Dans le même registre, ce militant des droits de l’Homme explique que la situation actuelle serait une conséquence du fait que « les jeunes générations, qui ont accès aux réseaux sociaux, n’ont pas encore accumulé l’expérience nécessaire pour pouvoir distinguer la diffamation de la liberté d’expression ».

Soucieux du respect des droits de l’Homme et de la promotion de ces droits, Salah Elaoudie appelle également à la prise en compte du facteur d’âge dans cette nouvelle situation.

A-t-on la « légalité » de tout dire sur les réseaux sociaux ?

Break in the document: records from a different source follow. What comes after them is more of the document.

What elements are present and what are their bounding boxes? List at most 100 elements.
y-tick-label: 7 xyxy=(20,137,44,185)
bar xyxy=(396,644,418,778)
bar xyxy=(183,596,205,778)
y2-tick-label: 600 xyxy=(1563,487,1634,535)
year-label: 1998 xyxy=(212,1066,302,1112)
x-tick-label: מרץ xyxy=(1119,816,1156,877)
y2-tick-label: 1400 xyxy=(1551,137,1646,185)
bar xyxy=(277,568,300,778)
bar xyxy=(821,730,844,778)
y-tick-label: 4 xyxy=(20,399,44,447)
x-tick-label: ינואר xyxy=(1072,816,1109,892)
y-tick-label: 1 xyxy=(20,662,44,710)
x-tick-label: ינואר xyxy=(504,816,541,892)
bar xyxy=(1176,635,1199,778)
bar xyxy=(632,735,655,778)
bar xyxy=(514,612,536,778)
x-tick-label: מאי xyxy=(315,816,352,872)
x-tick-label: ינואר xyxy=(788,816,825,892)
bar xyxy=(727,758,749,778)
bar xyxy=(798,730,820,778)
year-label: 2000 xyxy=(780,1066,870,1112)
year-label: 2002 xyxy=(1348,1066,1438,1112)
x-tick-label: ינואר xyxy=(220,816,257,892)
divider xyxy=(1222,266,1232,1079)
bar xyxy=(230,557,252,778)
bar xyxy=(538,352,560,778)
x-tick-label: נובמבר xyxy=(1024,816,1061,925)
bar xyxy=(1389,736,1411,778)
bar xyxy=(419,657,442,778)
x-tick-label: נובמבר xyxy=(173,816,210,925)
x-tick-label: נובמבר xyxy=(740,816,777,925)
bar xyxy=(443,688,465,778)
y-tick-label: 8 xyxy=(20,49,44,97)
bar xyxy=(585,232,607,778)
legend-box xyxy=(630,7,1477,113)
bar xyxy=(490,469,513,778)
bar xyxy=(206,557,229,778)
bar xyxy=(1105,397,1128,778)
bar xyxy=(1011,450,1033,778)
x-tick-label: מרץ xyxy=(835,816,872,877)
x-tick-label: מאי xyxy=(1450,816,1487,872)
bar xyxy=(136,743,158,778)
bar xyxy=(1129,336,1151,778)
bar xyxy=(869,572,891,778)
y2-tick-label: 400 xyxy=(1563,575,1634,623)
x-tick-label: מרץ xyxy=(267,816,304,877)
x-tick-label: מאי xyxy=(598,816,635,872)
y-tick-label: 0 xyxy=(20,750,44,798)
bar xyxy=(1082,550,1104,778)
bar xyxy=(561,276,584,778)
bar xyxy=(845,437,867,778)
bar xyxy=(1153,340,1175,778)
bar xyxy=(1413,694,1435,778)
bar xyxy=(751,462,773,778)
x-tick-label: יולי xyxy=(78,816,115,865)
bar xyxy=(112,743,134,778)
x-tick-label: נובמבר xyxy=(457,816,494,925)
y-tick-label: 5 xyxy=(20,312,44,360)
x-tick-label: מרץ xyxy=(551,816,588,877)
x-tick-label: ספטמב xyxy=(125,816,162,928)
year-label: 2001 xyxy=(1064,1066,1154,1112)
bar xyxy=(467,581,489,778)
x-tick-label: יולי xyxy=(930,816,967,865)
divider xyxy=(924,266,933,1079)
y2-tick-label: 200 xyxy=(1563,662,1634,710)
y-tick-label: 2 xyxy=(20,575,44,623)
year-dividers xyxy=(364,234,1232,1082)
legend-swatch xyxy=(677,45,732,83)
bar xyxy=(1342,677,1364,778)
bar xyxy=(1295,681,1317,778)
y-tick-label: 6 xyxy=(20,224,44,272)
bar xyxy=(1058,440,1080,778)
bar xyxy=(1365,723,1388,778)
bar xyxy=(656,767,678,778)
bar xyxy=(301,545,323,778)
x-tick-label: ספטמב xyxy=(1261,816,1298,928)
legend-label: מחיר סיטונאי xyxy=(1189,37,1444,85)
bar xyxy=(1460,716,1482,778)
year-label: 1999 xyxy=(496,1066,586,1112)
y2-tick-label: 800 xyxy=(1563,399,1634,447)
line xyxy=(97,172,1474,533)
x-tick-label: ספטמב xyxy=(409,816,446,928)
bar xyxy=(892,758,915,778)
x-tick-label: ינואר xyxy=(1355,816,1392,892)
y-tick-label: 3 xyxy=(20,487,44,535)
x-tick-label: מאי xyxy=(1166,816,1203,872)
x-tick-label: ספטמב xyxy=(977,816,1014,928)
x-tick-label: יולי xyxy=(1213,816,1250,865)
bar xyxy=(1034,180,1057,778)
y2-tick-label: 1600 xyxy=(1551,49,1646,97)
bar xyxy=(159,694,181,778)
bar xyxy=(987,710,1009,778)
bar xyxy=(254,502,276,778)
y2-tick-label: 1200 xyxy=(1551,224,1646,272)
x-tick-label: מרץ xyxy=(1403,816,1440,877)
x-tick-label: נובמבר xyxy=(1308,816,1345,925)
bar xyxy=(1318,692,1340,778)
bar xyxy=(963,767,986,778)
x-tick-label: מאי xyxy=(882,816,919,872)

Pour maître Bendjelloun, « Il est vrai que dans l’absolu « toute vérité n’est pas bonne à dire ». Mais la réprimande morale du procès ainsi que le dommage matériel et moral en matière civile sont suffisants, et surtout prévus par la loi, à réguler l’espace d’expression. La peine privative de liberté est un châtiment très grave qui se doit d’être réservé aux crimes et délits de droit commun ».

De son côté, le Président du Mouvement Damir trouve que « les réseaux sociaux permettent une certaine marge de liberté d’expression, mais aussi des dérapages. On doit faire le distinguo entre les deux ».

Il poursuit : « S’il n’y a pas une reprise en main dans le sens du respect des droits de l’Homme, on risque vraiment des dérapages qui toucheraient tous nos acquis que nous avons accumulés pendant des années et des décennies ». 

Toutefois, il faut rappeler que trop de liberté tue la liberté. L’anarchie est mère de désordre. Aussi doit-on réhabiliter l’ordre et pourquoi pas former les jeunes à l’utilisation des réseaux sociaux.